Medicine researvh found that adenosine deaminase can activate latent human immunodeficiency virus (HIV), making them vulnerable to viruses and drugs attacks the body’s immune system.
New research findings published in the February 2016 issue of the Journal of Leukocyte Biology, suggest that a new therapeutic strategy for HIV may already be available by repurposing an existing prescription drug. The drug, an enzyme called adenosine deaminase, or ADA, ultimately may be able to activate the immune system against HIV and to help the immune system “remember” the virus to prevent or quickly eliminate future infection.
“We hope this study puts ADA in the spotlight as a powerful immune modulator in vaccine strategies enhancing anti-HIV immune responses and limiting the need for life-lasting treatments,” said Núria Climent, Ph.D., a researcher involved in the work from the Retrovirology and Viral Immunopathology Laboratory, at AIDS Research Group from IDIBAPS in Barcelona, Spain.

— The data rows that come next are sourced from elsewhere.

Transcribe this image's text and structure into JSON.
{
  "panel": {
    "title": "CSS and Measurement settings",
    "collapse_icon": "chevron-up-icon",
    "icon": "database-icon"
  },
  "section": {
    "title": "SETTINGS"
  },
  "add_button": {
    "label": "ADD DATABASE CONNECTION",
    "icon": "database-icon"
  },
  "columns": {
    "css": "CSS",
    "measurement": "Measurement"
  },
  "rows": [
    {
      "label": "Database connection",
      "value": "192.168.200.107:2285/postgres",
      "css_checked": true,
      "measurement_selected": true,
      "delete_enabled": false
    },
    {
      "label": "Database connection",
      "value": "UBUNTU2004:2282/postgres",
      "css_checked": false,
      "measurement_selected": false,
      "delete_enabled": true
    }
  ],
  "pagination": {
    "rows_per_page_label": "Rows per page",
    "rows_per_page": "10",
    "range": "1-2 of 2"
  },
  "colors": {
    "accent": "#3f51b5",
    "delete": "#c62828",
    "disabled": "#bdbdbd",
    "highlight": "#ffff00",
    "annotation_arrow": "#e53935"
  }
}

To make their discovery, scientists studied the effects of ADA in cells from HIV patients and non-infected individuals. Dendritic cells derived from blood cells were exposed to HIV-1 proteins or whole inactivated HIV-1 virus in the presence or absence of ADA. The degree of lymphocyte proliferation, regulatory T-cell generation and cytokine secretion were measured. ADA addition resulted in adenosine degradation leading to a reduction of regulatory T-cell mediated suppression. Notably, the presence of ADA produced an increase in CD4+ responder T cells, in CD8+ T cell proliferation and in T cell memory generation. An increase in the secretion of immunologically relevant Th1 cytokines was also seen.

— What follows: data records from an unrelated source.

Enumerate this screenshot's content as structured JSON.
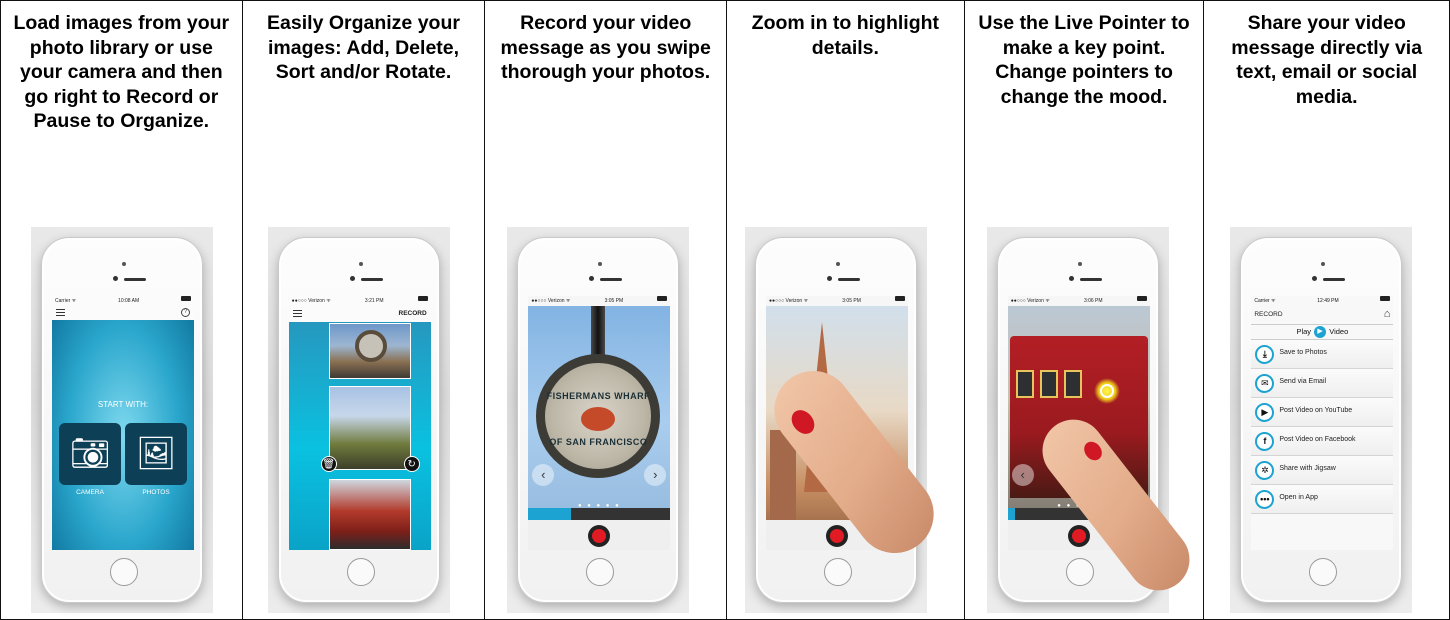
{
  "panels": [
    {
      "caption": "Load images from your photo library or use your camera and then go right to Record or Pause to Organize.",
      "screen": {
        "carrier": "Carrier ᯤ",
        "time": "10:08 AM",
        "start_with": "START WITH:",
        "camera_label": "CAMERA",
        "photos_label": "PHOTOS"
      }
    },
    {
      "caption": "Easily Organize your images: Add, Delete, Sort and/or Rotate.",
      "screen": {
        "carrier": "●●○○○ Verizon ᯤ",
        "time": "3:21 PM",
        "record": "RECORD"
      }
    },
    {
      "caption": "Record your video message as you swipe thorough your photos.",
      "screen": {
        "carrier": "●●○○○ Verizon ᯤ",
        "time": "3:05 PM",
        "sign_text": "FISHERMANS WHARF",
        "sign_text_bottom": "OF SAN FRANCISCO",
        "progress": 0.3
      }
    },
    {
      "caption": "Zoom in to highlight details.",
      "screen": {
        "carrier": "●●○○○ Verizon ᯤ",
        "time": "3:05 PM"
      }
    },
    {
      "caption": "Use the Live Pointer to make a key point. Change pointers to change the mood.",
      "screen": {
        "carrier": "●●○○○ Verizon ᯤ",
        "time": "3:06 PM",
        "progress": 0.05
      }
    },
    {
      "caption": "Share your video message directly via text, email or social media.",
      "screen": {
        "carrier": "Carrier ᯤ",
        "time": "12:49 PM",
        "record": "RECORD",
        "play_left": "Play",
        "play_right": "Video",
        "options": [
          {
            "label": "Save to Photos",
            "icon": "download-icon",
            "glyph": "⤓"
          },
          {
            "label": "Send via Email",
            "icon": "email-icon",
            "glyph": "✉"
          },
          {
            "label": "Post Video on YouTube",
            "icon": "youtube-icon",
            "glyph": "▶"
          },
          {
            "label": "Post Video on Facebook",
            "icon": "facebook-icon",
            "glyph": "f"
          },
          {
            "label": "Share with Jigsaw",
            "icon": "jigsaw-icon",
            "glyph": "✲"
          },
          {
            "label": "Open in App",
            "icon": "more-icon",
            "glyph": "•••"
          }
        ]
      }
    }
  ],
  "colors": {
    "accent": "#1da3d1",
    "record_red": "#e01b24",
    "nail_red": "#d01824"
  }
}
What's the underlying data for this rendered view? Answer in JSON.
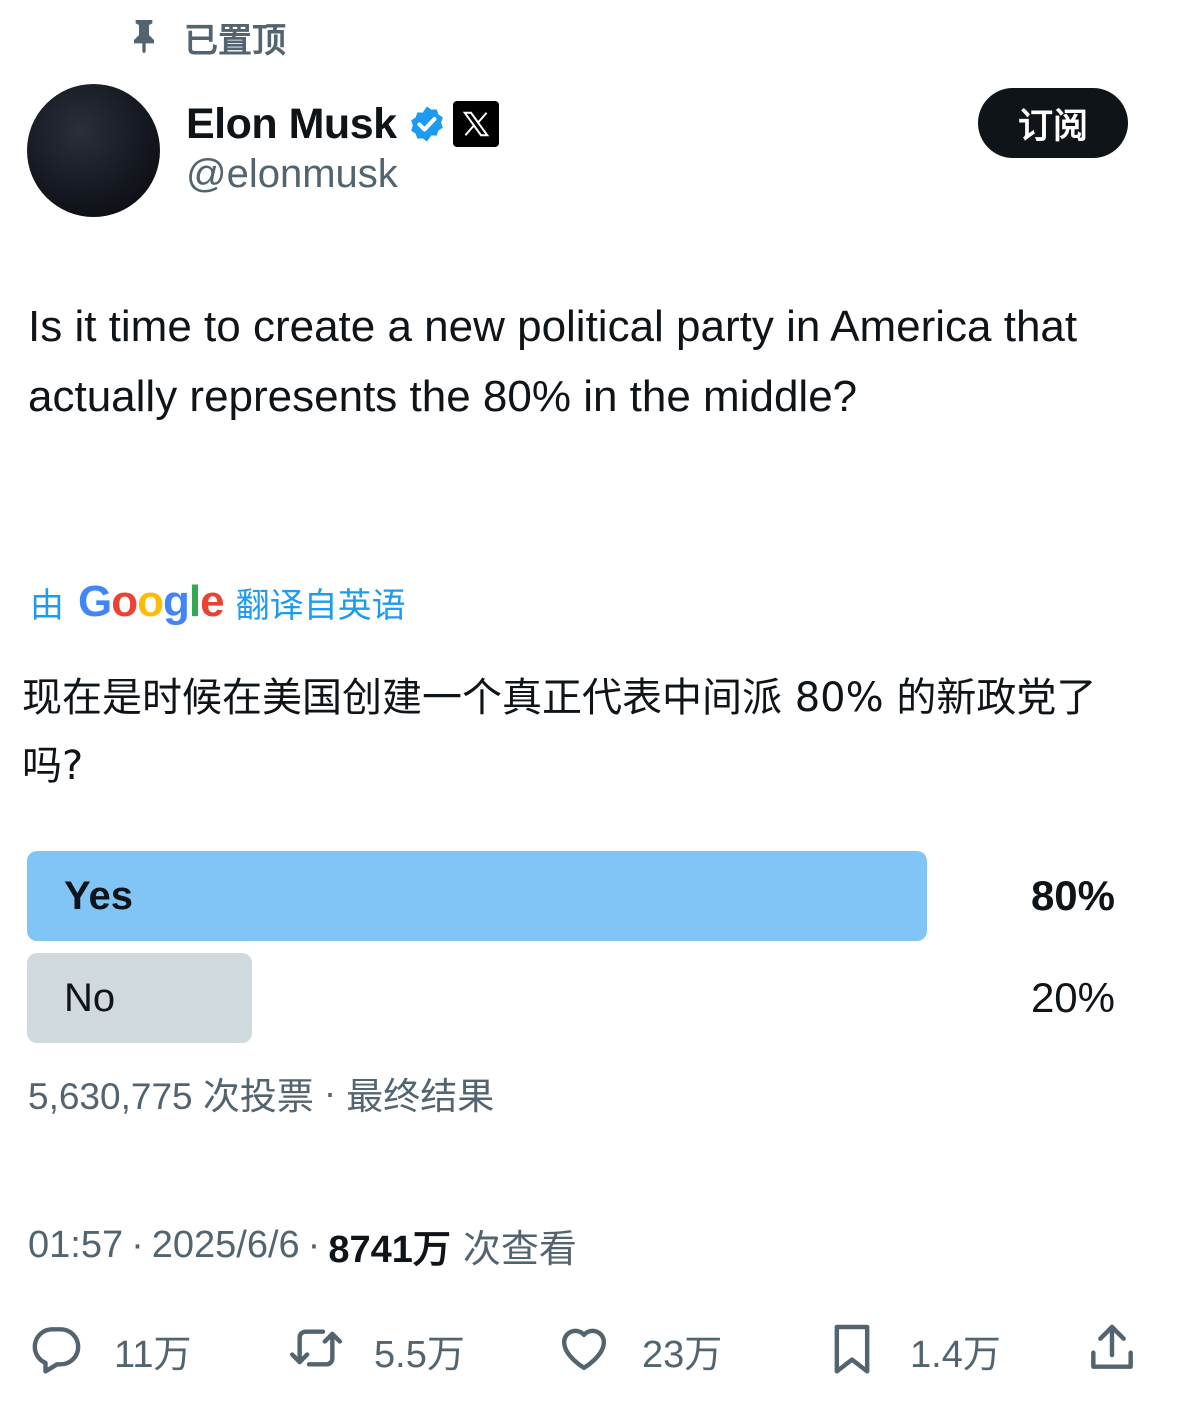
{
  "pinned": {
    "label": "已置顶"
  },
  "author": {
    "name": "Elon Musk",
    "handle": "@elonmusk"
  },
  "subscribe_label": "订阅",
  "tweet": {
    "text": "Is it time to create a new political party in America that actually represents the 80% in the middle?"
  },
  "translation": {
    "by": "由",
    "provider": "Google",
    "from": "翻译自英语",
    "text": "现在是时候在美国创建一个真正代表中间派 80% 的新政党了吗?"
  },
  "poll": {
    "options": [
      {
        "label": "Yes",
        "percent_text": "80%",
        "percent": 80,
        "winner": true
      },
      {
        "label": "No",
        "percent_text": "20%",
        "percent": 20,
        "winner": false
      }
    ],
    "votes": "5,630,775 次投票",
    "separator": "·",
    "status": "最终结果"
  },
  "meta": {
    "time": "01:57",
    "date": "2025/6/6",
    "views": "8741万",
    "views_label": "次查看",
    "separator": "·"
  },
  "actions": {
    "reply_count": "11万",
    "retweet_count": "5.5万",
    "like_count": "23万",
    "bookmark_count": "1.4万"
  },
  "colors": {
    "winner_bar": "#80c5f6",
    "loser_bar": "#cfd9de",
    "link_blue": "#1d9bf0",
    "muted_text": "#536471"
  },
  "icons": [
    "pin-icon",
    "verified-badge-icon",
    "x-logo-icon",
    "reply-icon",
    "retweet-icon",
    "like-icon",
    "bookmark-icon",
    "share-icon"
  ]
}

“We need to find new strategies that will empower the immune system towards long-term control of HIV infection,” said Luis J. Montaner, D.V.M., M.Sc., D.Phil., Editor-in-Chief of the Journal of Leukocyte Biology. “The availability of an approved drug that already targets the mechanisms described here ensures the quick translation of this work from the bench to the clinical.”